Sarah M.: Natürlich werden die Herrschenden versuchen, ein Regime zu installieren, das ihren Interessen entspricht. Um das zu verhindern, ist eine politische Klarheit der internationalen Solidaritätsbewegung entscheidend. Um eine Bewegung aufzubauen, die sich genauso gegen unsere “eigenen” Herrschenden richtet und sich gegen jede imperialistische Einmischung stellt. Gleichzeitig hat die Solidaritätsbewegung auch eine Verantwortung: Wir können hier, wo wir relativ frei arbeiten können, über Programm, Strategien und Methoden diskutieren, die für die Bewegung im Iran wichtig sind. Die Entwicklung von einem politischen Programm und einer Organisation im Zusammenspiel zwischen Exil und Kräften vor Ort war ja z.B. auch zentral für die Entwicklung der Bolschewiki. Wir haben in Österreich als ISA (Schwesterorganisation der SAV, die auch in Deutschland dieses Programm in die Bewegung einbringt) und als ROSA eine linke, antikapitalistische, feministische Solidaritätsbewegung aufgebaut, die beispielsweise folgende Forderungen im Zentrum hat:
- Aufbau einer internationalen Solidaritätsbewegung von unten – in Betrieben, Schulen, Universitäten und Nachbarschaften mit der Frauen-, LGBTQI+-, Jugend-, Arbeiter:innen- und Gewerkschaftsbewegung an vorderster Front.
- Schluss mit der Heuchelei: Gegen Waffenlieferungen der imperialistischen Staaten und imperialistische Kriege in der gesamten Region und weltweit. Das bedeutet die vollständige Öffnung aller Firmenunterlagen und deren Überprüfung durch Vertreter:innen der Arbeiter:innenbewegung in Unternehmen, die direkt oder indirekt mit dem Iran Geschäfte machen.
- Dem Spionagenetz des Regimes weltweit den Kampf ansagen: Weg mit allen diplomatischen Privilegien, keine Zusammenarbeit mit den Behörden des Regimes, die Botschaften und Netzwerke dieses Terrorregimes müssen weg! Öffnung aller Firmenunterlagen, Vereinbarungen und Verträge, um wirtschaftliche Beziehungen aufzudecken, aber auch um zu erfahren, welche Aktivist:innen bedroht sind.

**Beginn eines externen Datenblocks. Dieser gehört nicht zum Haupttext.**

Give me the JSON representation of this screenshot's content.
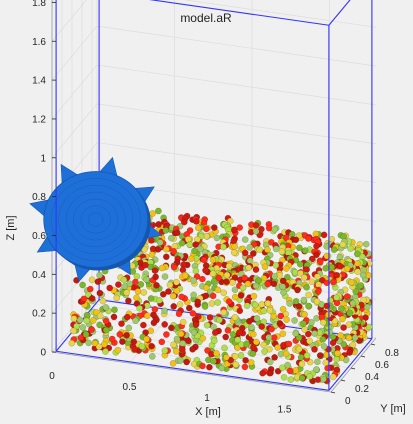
{
  "chart_data": {
    "type": "scatter3d",
    "title": "model.aR",
    "xlabel": "X [m]",
    "ylabel": "Y [m]",
    "zlabel": "Z [m]",
    "xlim": [
      0,
      1.8
    ],
    "ylim": [
      0,
      0.9
    ],
    "zlim": [
      0,
      1.9
    ],
    "x_ticks": [
      "0",
      "0.5",
      "1",
      "1.5"
    ],
    "y_ticks": [
      "0",
      "0.2",
      "0.4",
      "0.6",
      "0.8"
    ],
    "z_ticks": [
      "0",
      "0.2",
      "0.4",
      "0.6",
      "0.8",
      "1",
      "1.2",
      "1.4",
      "1.6",
      "1.8"
    ],
    "grid": true,
    "bed_height": 0.5,
    "particle_colors": [
      "#d21c12",
      "#f0c218",
      "#7ab82a",
      "#9ec96b",
      "#c01a10",
      "#e8d44a",
      "#b0dd4a",
      "#ff2c1c"
    ],
    "gear": {
      "color": "#1e6fd8",
      "center": [
        0.25,
        0.1,
        0.68
      ],
      "teeth": 8
    },
    "box_color": "#3232ff"
  }
}
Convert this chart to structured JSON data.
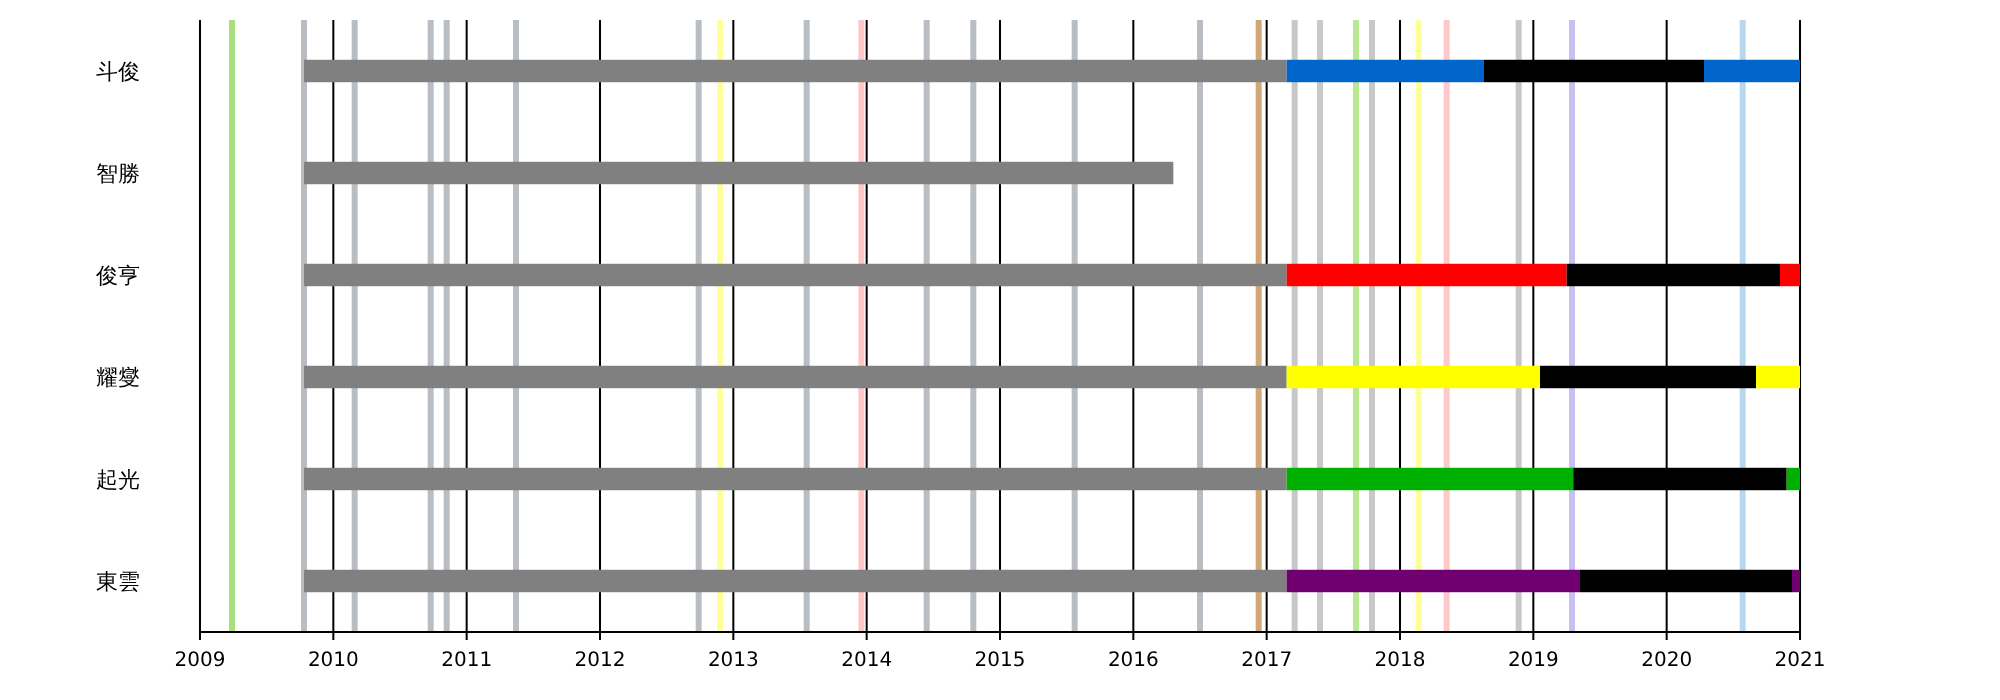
{
  "chart_data": {
    "type": "bar",
    "orientation": "horizontal",
    "categories": [
      "斗俊",
      "智勝",
      "俊亨",
      "耀燮",
      "起光",
      "東雲"
    ],
    "series": [
      {
        "colors": [
          "#808080",
          "#808080",
          "#808080",
          "#808080",
          "#808080",
          "#808080"
        ],
        "base": [
          2009.78,
          2009.78,
          2009.78,
          2009.78,
          2009.78,
          2009.78
        ],
        "values": [
          7.37,
          6.52,
          7.37,
          7.37,
          7.37,
          7.37
        ]
      },
      {
        "colors": [
          "#0066cc",
          null,
          "#ff0000",
          "#ffff00",
          "#00b000",
          "#700070"
        ],
        "base": [
          2017.15,
          null,
          2017.15,
          2017.15,
          2017.15,
          2017.15
        ],
        "values": [
          1.48,
          null,
          2.1,
          1.9,
          2.15,
          2.2
        ]
      },
      {
        "colors": [
          "#000000",
          null,
          "#000000",
          "#000000",
          "#000000",
          "#000000"
        ],
        "base": [
          2018.63,
          null,
          2019.25,
          2019.05,
          2019.3,
          2019.35
        ],
        "values": [
          1.65,
          null,
          1.6,
          1.62,
          1.6,
          1.59
        ]
      },
      {
        "colors": [
          "#0066cc",
          null,
          "#ff0000",
          "#ffff00",
          "#00b000",
          "#700070"
        ],
        "base": [
          2020.28,
          null,
          2020.85,
          2020.67,
          2020.9,
          2020.94
        ],
        "values": [
          0.72,
          null,
          0.15,
          0.33,
          0.1,
          0.06
        ]
      }
    ],
    "xlim": [
      2009,
      2021
    ],
    "xticks": [
      2009,
      2010,
      2011,
      2012,
      2013,
      2014,
      2015,
      2016,
      2017,
      2018,
      2019,
      2020,
      2021
    ],
    "grid": "x",
    "ref_lines": [
      {
        "axis": "x",
        "value": 2009.24,
        "color": "#a8e080"
      },
      {
        "axis": "x",
        "value": 2009.78,
        "color": "#b8bec4"
      },
      {
        "axis": "x",
        "value": 2010.16,
        "color": "#b8bec4"
      },
      {
        "axis": "x",
        "value": 2010.73,
        "color": "#b8bec4"
      },
      {
        "axis": "x",
        "value": 2010.85,
        "color": "#b8bec4"
      },
      {
        "axis": "x",
        "value": 2011.37,
        "color": "#b8bec4"
      },
      {
        "axis": "x",
        "value": 2012.74,
        "color": "#b8bec4"
      },
      {
        "axis": "x",
        "value": 2012.9,
        "color": "#ffff99"
      },
      {
        "axis": "x",
        "value": 2013.55,
        "color": "#b8bec4"
      },
      {
        "axis": "x",
        "value": 2013.96,
        "color": "#ffc8c8"
      },
      {
        "axis": "x",
        "value": 2014.45,
        "color": "#b8bec4"
      },
      {
        "axis": "x",
        "value": 2014.8,
        "color": "#b8bec4"
      },
      {
        "axis": "x",
        "value": 2015.56,
        "color": "#b8bec4"
      },
      {
        "axis": "x",
        "value": 2016.5,
        "color": "#b8bec4"
      },
      {
        "axis": "x",
        "value": 2016.94,
        "color": "#d0a878"
      },
      {
        "axis": "x",
        "value": 2017.21,
        "color": "#c8c8c8"
      },
      {
        "axis": "x",
        "value": 2017.4,
        "color": "#c8c8c8"
      },
      {
        "axis": "x",
        "value": 2017.67,
        "color": "#b8e890"
      },
      {
        "axis": "x",
        "value": 2017.79,
        "color": "#c8c8c8"
      },
      {
        "axis": "x",
        "value": 2018.14,
        "color": "#ffff99"
      },
      {
        "axis": "x",
        "value": 2018.35,
        "color": "#ffc8c8"
      },
      {
        "axis": "x",
        "value": 2018.89,
        "color": "#c8c8c8"
      },
      {
        "axis": "x",
        "value": 2019.29,
        "color": "#c8c0f0"
      },
      {
        "axis": "x",
        "value": 2020.57,
        "color": "#b8d8f0"
      }
    ]
  }
}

- Volle Rechte für Menschen aus dem Iran, die in anderen Ländern leben oder dorthin fliehen müssen – ihr Aufenthaltsrecht darf nicht von den iranischen Behörden kontrolliert oder beeinflusst werden, also weg mit Visa- und anderen Beschränkungen.
- Gewinne, die Unternehmen durch Ausbeutung und Unterdrückung (durch die Zusammenarbeit mit dem Regime) gemacht haben, müssen durch die Solidaritätsbewegung eingezogen und zur Unterstützung der Bewegung und eines demokratischen Wiederaufbaus verwendet werden. Die Beschäftigten dieser Unternehmen dürfen nicht dafür zahlen, sondern nur die Eigentümer:innen und Aktionär:innen.

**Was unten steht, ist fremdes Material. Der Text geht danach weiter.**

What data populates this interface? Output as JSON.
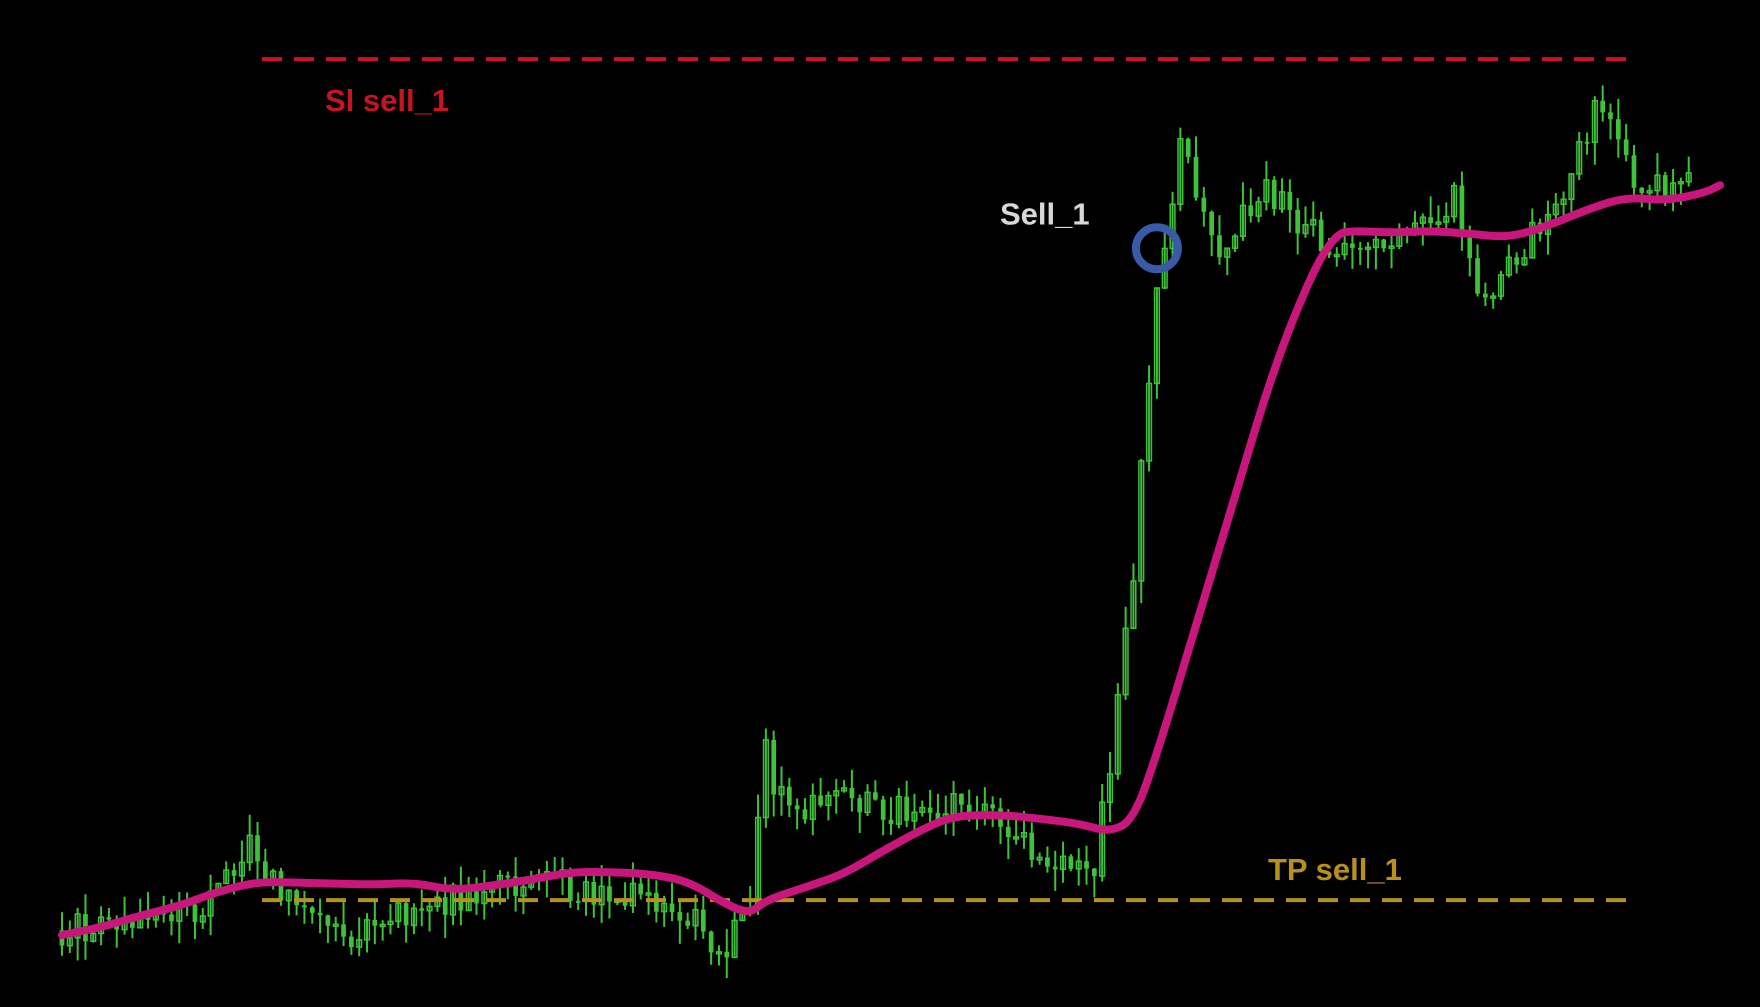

- Übernahme der Botschaften, Reichtümer und Vermögenswerte des Regimes und seiner Unterstützer:innen im Ausland durch die Solidaritätsbewegung.
- Der Atomdeal der Herrschenden ist keine Lösung – Weg mit allen Sanktionen, die die arbeitenden und armen Menschen treffen! Eine erfolgreiche Revolution ist die größte Garantie für Frieden, Sicherheit, Freiheit und Selbstbestimmung in der gesamten Region.

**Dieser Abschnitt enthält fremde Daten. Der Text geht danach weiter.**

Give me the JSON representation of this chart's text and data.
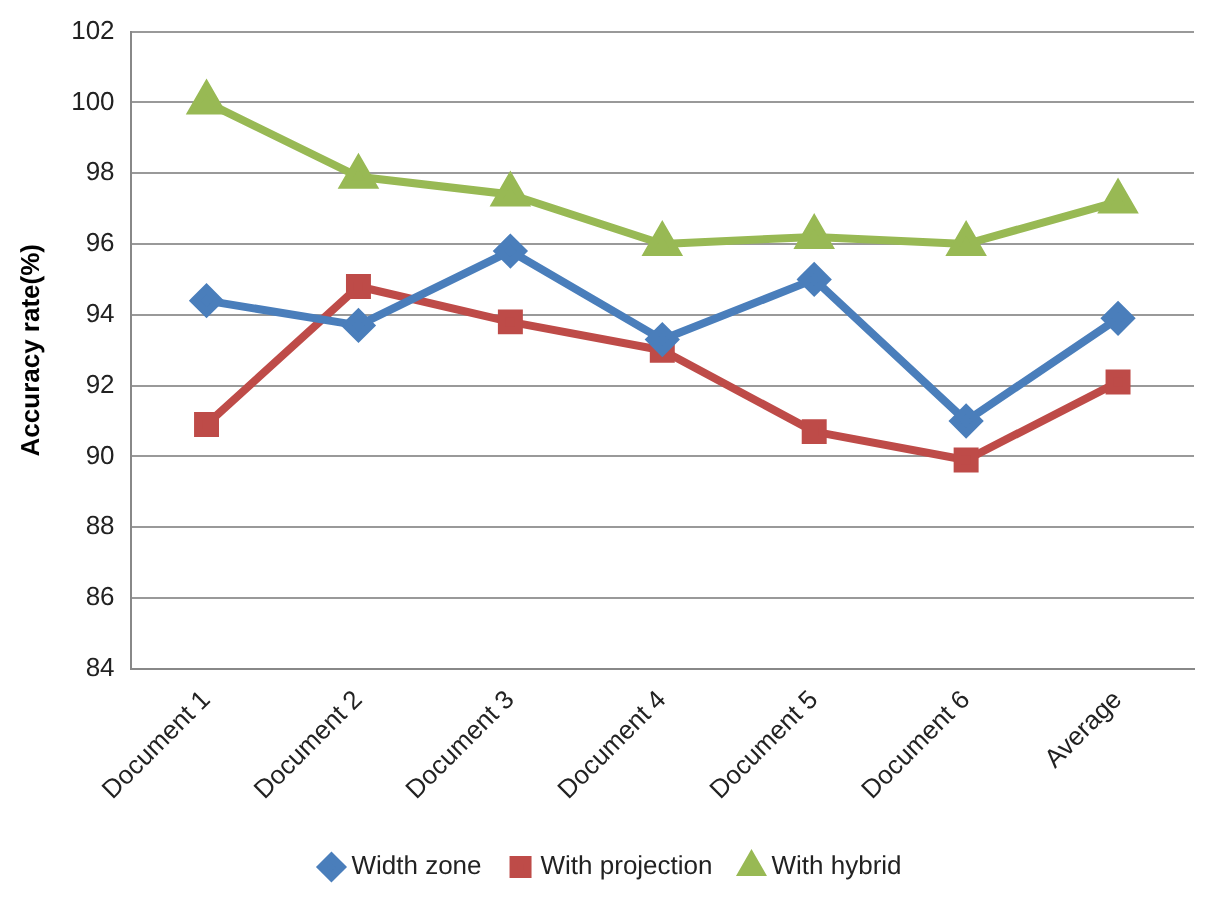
{
  "chart_data": {
    "type": "line",
    "ylabel": "Accuracy rate(%)",
    "categories": [
      "Document 1",
      "Document 2",
      "Document 3",
      "Document 4",
      "Document 5",
      "Document 6",
      "Average"
    ],
    "series": [
      {
        "name": "Width zone",
        "color": "#4a7ebb",
        "marker": "diamond",
        "values": [
          94.4,
          93.7,
          95.8,
          93.3,
          95.0,
          91.0,
          93.9
        ]
      },
      {
        "name": "With projection",
        "color": "#be4b48",
        "marker": "square",
        "values": [
          90.9,
          94.8,
          93.8,
          93.0,
          90.7,
          89.9,
          92.1
        ]
      },
      {
        "name": "With hybrid",
        "color": "#98b954",
        "marker": "triangle",
        "values": [
          100,
          97.9,
          97.4,
          96.0,
          96.2,
          96.0,
          97.2
        ]
      }
    ],
    "ylim": [
      84,
      102
    ],
    "yticks": [
      84,
      86,
      88,
      90,
      92,
      94,
      96,
      98,
      100,
      102
    ],
    "grid": "y",
    "legend": "bottom",
    "line_style": "solid"
  }
}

- „Frau, Leben, Freiheit“ überall: für eine weltweite Bewegung zum Sturz des globalen kapitalistischen Systems, das Frauen- und LGBTQI+-Unterdrückung, Diktaturen, Krieg, Elend und Ausbeutung überall produziert, und für den Aufbau einer weltweiten sozialistischen Demokratie.
Wir haben Demonstrationen mit tausenden Teilnehmer:innen organisiert, eine Studi-Gruppe aufgebaut, eine ROSA-Iran Gruppe, haben in der Arbeiterkammer Wien eine Resolution eingebracht in Solidarität mit der Bewegung uvm. Das Bündnis, das sich seitdem gegründet hat, hat auch ein Manifest der Solidaritätsbewegung in Österreich verfasst.